Las obras insignia de este gobierno como el Tren Maya, el AIFA y la Refinería Olmeca, todas ocurrencias personales de dudosa justificación, gravitan deficitariamente en el presupuesto federal. Además de duplicar o triplicar su costo, carecen de rentabilidad suficiente que les dé certeza operacional y las haga autosostenibles.
La Presidencia hoy es disfuncional y ha dejado de ser una solución a los problemas nacionales, para convertirse en parte fundamental de ellos, es preciso plantear la necesidad de un gobierno colegiado que promueva los cambios necesarios en la estructura constitucional de la Presidencia.
El primer paso es prever en la Constitución una coalición obligatoria en la que todas las fuerzas políticas estén representadas y dispuestas a la conciliación y la unidad para construir un ambiente que supere la polarización y se proponga lograr eficiencia gubernamental. Sin ese pre-requisito todo intento estará condenado al fracaso.
También es necesaria la revisión profunda del pacto federal. Muchas de las facultades de los estados y municipios han sido absorbidas por la federación a través de leyes nacionales o de la ampliación de facultades federales en la Constitución.
El tiempo ha terminado por evidenciar las limitaciones y riesgos de la presidencia imperial y hoy vemos el agotamiento de una estructura pseudofederal y pseudo-republicana que sólo acentúa la asimetría entre la federación, los estados y los municipios.
Actualmente el poder presidencial impone su criterio sin ningún contrapeso y hace a un lado incluso a la administración pública hasta casi desaparecerla. Es necesario que los integrantes del gabinete tengan un peso específico en la toma de decisiones y sean capaces incluso de oponerse a las propuestas del Presidente, involucrando en la discusión a órganos colegiados compuestos no sólo por el Poder Legislativo sino por especialistas de los principales centros de estudio del país.
Otro de los ejes de una reestructura a fondo requiere poner freno a la generación caprichosa de déficit y contratación de préstamos que endeudan irresponsablemente al país.
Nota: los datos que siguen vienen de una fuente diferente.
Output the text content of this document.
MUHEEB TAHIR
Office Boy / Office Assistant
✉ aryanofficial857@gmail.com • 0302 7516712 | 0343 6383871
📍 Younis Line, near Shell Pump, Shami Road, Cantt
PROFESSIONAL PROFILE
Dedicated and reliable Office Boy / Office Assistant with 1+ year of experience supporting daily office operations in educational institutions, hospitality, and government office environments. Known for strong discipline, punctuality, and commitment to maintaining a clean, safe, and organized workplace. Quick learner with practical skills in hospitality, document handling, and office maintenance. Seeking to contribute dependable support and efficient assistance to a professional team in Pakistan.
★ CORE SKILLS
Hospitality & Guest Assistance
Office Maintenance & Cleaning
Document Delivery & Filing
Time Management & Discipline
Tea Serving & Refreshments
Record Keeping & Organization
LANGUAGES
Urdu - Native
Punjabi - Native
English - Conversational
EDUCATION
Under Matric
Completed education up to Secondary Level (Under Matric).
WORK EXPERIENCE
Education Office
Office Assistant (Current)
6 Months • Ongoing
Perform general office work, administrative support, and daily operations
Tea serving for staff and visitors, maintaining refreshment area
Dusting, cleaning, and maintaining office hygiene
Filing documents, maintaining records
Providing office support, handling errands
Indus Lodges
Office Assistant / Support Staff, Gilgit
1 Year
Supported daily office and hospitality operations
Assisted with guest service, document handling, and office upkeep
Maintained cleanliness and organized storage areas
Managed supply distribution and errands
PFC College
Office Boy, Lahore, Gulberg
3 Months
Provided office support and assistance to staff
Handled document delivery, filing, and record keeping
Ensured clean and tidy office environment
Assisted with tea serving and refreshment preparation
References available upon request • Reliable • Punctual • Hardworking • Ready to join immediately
El endeudamiento debe promover el desarrollo y la generación de oportunidades, no disfrazar el gasto corriente ni destinarse a cubrir pasivos.
Lo mismo ocurre con la necesaria redistribución del presupuesto. Hoy la mayor parte de los impuestos van directo a las arcas de la federación; sólo falta que ésta absorba también el predial y las multas de tránsito o asuma el control de las policías municipales y estatales, para que la centralización imperial y disfuncional sea absoluta.
Además, este nuevo esquema debe promover no sólo la división de poderes, sino su separación, de tal modo que se garantice un verdadero equilibrio republicano. Ello requiere un Poder Judicial fuerte y la simplificación de los requisitos para que la Corte declare la inconstitucionalidad de leyes.
Finalmente, debe fijarse una política que transparente los programas sociales y establezca como delito su uso electoral, como sucede cuando los “siervos de la nación” acuden a los domicilios uniformados con los colores y distintivos del partido en el poder.
El reto es enorme, requiere no sólo el esfuerzo sino la voluntad política de todos los partidos. Independientemente de quien gane las elecciones, los nuevos gobernantes deben impulsar estos cambios convencidos por la premisa de que la democracia no consiste en acumular el poder, sino en distribuirlo.